Ovviamente non finirà qui. «Ora lavoreremo su un altro polo», annuncia il sindaco, «e poiché un po’ tutte le forze politiche sostengono che bisogna tenere le scuole in centro, valuteremo l’opzione dell’area vecchio stadio-scuola San Giuseppe».
SGOMBERI. Sul fronte terremoto ieri si è registrata l’ennesima infornata di ordinanze di sgombero. Brucchi ne ha firmate cinque e le famiglie interessate sono state 18 delle seguenti zone: Garrano, Fonte Baiano, via Cona e via Bafile. Interessato anche uno studio veterinario. Ieri al Coc si sono recati 32 nuclei familiari, la maggioranza di questi ha optato per l'autonoma sistemazione (26 nuclei), sei nuclei hanno optato per la sistemazione alberghiera. Ad oggi, sono 109 le famiglie ospitate in strutture alberghiere.

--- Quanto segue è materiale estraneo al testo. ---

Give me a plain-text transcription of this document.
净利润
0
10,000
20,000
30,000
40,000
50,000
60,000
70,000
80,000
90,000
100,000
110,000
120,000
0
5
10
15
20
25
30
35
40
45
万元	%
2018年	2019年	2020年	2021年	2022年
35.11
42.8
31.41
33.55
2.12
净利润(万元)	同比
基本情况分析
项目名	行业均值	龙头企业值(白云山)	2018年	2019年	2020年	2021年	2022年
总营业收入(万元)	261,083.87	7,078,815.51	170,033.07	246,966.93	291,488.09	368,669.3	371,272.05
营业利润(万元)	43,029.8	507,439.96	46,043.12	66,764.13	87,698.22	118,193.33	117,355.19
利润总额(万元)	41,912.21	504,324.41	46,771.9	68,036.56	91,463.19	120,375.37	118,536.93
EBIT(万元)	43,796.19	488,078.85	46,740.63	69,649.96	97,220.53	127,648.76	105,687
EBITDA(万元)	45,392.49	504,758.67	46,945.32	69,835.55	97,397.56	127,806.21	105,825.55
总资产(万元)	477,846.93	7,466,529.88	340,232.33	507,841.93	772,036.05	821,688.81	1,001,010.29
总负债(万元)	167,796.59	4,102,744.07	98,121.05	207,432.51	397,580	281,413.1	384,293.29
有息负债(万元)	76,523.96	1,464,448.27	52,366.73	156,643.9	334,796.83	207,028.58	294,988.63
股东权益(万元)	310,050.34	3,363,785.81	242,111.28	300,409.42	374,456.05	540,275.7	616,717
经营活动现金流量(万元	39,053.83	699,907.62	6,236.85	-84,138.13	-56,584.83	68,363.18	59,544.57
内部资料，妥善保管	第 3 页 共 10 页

PROTESTE. Continuano ad esserci tensioni e malumori tra parte dei teramani sfollati nei giorni scorsi. Ieri un gruppetto di residenti nelle case Ater di Frondarola, dichiarate categoria B (agibili con lavori), è andato in municipio a dire che non intende lasciare le abitazioni. Il sindaco ha detto loro di rivolgersi all’Ater, l’ente proprietario che dovrà effettuare i lavori, per sollecitare una rapida apertura dei cantieri.